Huskisson belonged to the circle of S.C. Hall, the prolific author and editor of the Art Journal. Hall owned two of his pictures, and Huskisson, together with Noel Paton, William Frost, Clarkson Stanfield, Thomas Creswick and others, contributed illustrations to Mrs Hall's Midsummer Eve: A Fairy Tale of Love (1848). He was well known as a copyist and carried out work of this kind for the great collector Lord Northwick (1769-1859), visiting his country seat, Thirlestane House, Cheltenham, where he painted a view of the Picture Gallery (Yale Center for British Art, New Haven). W.P. Frith mentions Huskisson in his reminicences, writing that although he 'had painted some original pictures of considerable merit', he was 'a very common man, entirely uneducated. I doubt if he could read or write. The very tone of his voice was dreadful'.
The present picture is a characteristic example. Like other works by Huskisson, it is based on A Midsummer Night's Dream, by far the most important literary source for fairy paintings both before and during the Victorian period, while stylistically it can be related to the work of William Etty, William Frost, Noel Paton and Richard Dadd, all of whom made significant contributions to the fairy painting tradition.
Huskisson exhibited a picture of this title at the Royal Academy in 1854, the last time his work appeared on the institution's walls. It was described as follows in the Art Journal:
This is the fulfillment of Titania's promise to her beloved Bottom, although he declared his preferenec for a handful of dried peas to the sweet nuts-
'I have a venturous fairy that shall seek
The squirrel's hoard, and fetch thee new nuts.'
We see here, accordingly, the fairy's coachmaker very much astounded at the dispersion of his hoard, which take wings to themselves and fly away. The idea is carried out with all the poetic taste with which this artist qualifies his works. The spirit of the picture coincides with that of the verse; and the description of the riotous mirth of the elves at the success of their plundering expedition is most ingenious.
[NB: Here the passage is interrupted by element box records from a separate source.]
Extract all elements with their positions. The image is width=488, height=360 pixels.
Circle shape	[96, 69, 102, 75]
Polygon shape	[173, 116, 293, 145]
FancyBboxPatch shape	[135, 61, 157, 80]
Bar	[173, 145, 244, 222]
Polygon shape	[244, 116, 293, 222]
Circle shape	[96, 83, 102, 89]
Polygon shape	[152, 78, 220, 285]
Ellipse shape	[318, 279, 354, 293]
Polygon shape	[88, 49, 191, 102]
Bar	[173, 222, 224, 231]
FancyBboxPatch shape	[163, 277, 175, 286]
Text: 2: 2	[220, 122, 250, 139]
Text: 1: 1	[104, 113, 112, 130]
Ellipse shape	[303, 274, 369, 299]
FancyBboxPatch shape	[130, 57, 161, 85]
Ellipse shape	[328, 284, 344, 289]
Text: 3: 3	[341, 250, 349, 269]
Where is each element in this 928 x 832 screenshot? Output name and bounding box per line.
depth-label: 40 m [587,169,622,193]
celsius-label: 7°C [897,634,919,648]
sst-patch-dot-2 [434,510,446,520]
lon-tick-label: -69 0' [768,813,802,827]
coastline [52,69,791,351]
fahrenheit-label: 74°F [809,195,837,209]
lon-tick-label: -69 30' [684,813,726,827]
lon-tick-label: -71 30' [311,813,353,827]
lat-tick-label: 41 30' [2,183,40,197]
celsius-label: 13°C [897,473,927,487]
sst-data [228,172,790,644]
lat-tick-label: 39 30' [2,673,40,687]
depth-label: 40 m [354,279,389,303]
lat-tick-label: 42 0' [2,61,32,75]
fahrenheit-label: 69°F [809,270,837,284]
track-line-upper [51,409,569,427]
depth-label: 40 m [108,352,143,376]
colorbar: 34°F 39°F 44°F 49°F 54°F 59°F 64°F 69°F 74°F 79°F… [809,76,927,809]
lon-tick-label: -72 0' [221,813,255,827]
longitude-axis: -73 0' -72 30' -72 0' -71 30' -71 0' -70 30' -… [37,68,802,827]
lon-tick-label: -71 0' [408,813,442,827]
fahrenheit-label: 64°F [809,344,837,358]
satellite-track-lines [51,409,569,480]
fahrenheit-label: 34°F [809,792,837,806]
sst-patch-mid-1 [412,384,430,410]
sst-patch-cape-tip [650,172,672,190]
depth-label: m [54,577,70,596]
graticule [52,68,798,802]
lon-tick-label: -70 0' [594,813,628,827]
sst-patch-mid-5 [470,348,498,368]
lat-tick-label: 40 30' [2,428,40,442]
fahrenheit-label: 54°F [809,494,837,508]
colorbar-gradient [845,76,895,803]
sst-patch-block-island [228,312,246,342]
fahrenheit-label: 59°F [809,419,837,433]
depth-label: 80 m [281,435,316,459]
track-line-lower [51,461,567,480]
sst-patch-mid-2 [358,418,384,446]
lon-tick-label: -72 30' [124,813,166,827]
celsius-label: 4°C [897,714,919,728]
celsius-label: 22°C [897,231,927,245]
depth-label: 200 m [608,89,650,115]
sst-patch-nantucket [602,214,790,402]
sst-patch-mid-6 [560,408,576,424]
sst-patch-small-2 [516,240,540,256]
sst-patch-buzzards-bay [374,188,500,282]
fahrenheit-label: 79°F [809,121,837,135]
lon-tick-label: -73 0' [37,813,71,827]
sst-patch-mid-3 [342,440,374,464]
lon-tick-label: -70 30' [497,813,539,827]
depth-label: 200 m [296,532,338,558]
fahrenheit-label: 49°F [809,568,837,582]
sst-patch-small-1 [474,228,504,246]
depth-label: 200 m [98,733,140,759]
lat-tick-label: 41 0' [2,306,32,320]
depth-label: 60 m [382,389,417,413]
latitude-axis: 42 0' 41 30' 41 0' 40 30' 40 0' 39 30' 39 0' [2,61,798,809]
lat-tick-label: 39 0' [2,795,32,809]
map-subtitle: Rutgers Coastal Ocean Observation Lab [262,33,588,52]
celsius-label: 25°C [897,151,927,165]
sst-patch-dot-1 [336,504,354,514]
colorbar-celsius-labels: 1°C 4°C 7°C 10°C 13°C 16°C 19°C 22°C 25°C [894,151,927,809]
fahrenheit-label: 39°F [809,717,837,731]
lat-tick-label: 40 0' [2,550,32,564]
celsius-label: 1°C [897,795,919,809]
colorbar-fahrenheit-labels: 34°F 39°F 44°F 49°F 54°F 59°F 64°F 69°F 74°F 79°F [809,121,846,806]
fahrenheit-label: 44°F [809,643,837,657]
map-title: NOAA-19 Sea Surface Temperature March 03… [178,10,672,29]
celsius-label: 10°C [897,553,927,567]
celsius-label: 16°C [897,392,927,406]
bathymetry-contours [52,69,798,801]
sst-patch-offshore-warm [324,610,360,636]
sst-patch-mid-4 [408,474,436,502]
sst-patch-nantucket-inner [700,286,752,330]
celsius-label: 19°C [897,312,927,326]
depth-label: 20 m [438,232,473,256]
Our picture's high degree of finish suggests that it may be the 1854 exhibit, although there are at least three other versions of what was evidently a very popular composition. One (oil on board, 14½ x 18 in.), formerly in the collection of Dr Jerrold Northrop Moore, is illustrated in Jeremy Maas's book Victorian Painters, 1969, p 153, and was sold at Sotheby's Belgravia on 20 November 1973, lot 59. The second (oil on board, 13½ x 16¼ in.) appeared at Christie's London on 19 May 1978, lot 232, and again at Sotheby's New York on 29 February 1984, lot 234. The third (oil on canvas, 25¾ x 30½ in.) was sold by Sotheby's in London on 9 June 1993, lot 191. It came from the collection of the late Humphrey Brooke, who became Secretary to the Royal Academy in 1952 and held the post for many years.